AI coding agents lose all context the moment a session ends. Every new conversation with Claude Code, Codex, or Cursor starts from zero — no memory of the codebase decisions made yesterday, the patterns you asked it to follow, or the bugs it helped fix. agentmemory solves this by acting as a persistent memory layer that any MCP-compatible coding agent can read from and write to between sessions, with hooks and a REST API for agents outside the MCP ecosystem.
The system combines vector similarity search with a knowledge graph so memories are retrieved by both semantic meaning and relational structure. The hybrid approach reaches a 95.2% recall rate on the LongMemEval-S benchmark, which measures real-world memory quality in long agent workflows, while reducing context tokens by up to 92% versus naive context injection. A local markdown store keeps everything on disk and readable without running a database, and the 51 MCP tools cover memory creation, smart search, sessioning, summarisation, governance, and decay so agents manage what they remember and forget without developer intervention.

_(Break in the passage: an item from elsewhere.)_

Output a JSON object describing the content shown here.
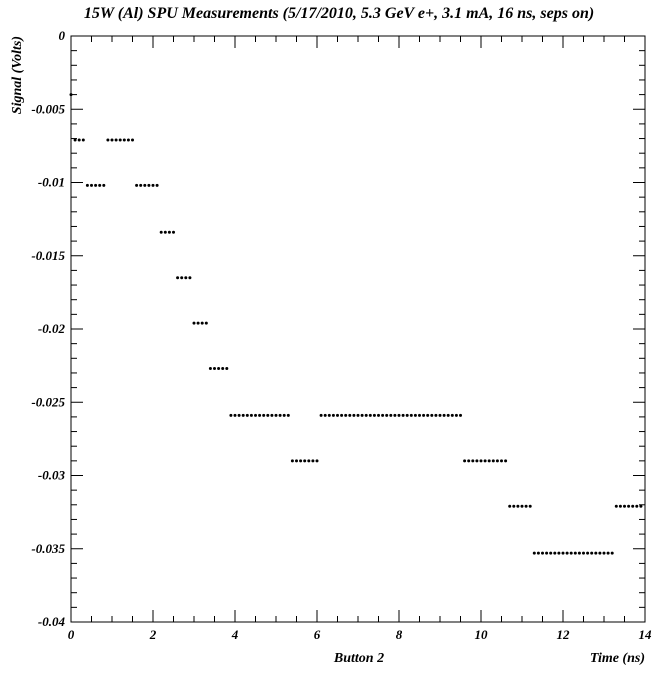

agentmemory integrates directly with the Model Context Protocol, making it compatible with every major coding agent that supports MCP — Claude Code, Codex CLI, Cursor, Windsurf, Cline, OpenCode, Kilo Code, Hermes, OpenClaw, pi, and Gemini CLI — and exposes 12 hooks plus 4 skills for agents that prefer hook-based orchestration. Installation is a single npm command (npm install -g @agentmemory/agentmemory). The project reached over 11,500 GitHub stars in the weeks after launch, driven by a concrete community pain point: developers losing hours to agent context resets on long-running tasks. It ships under Apache-2.0 and is entirely self-hosted; no data leaves the machine.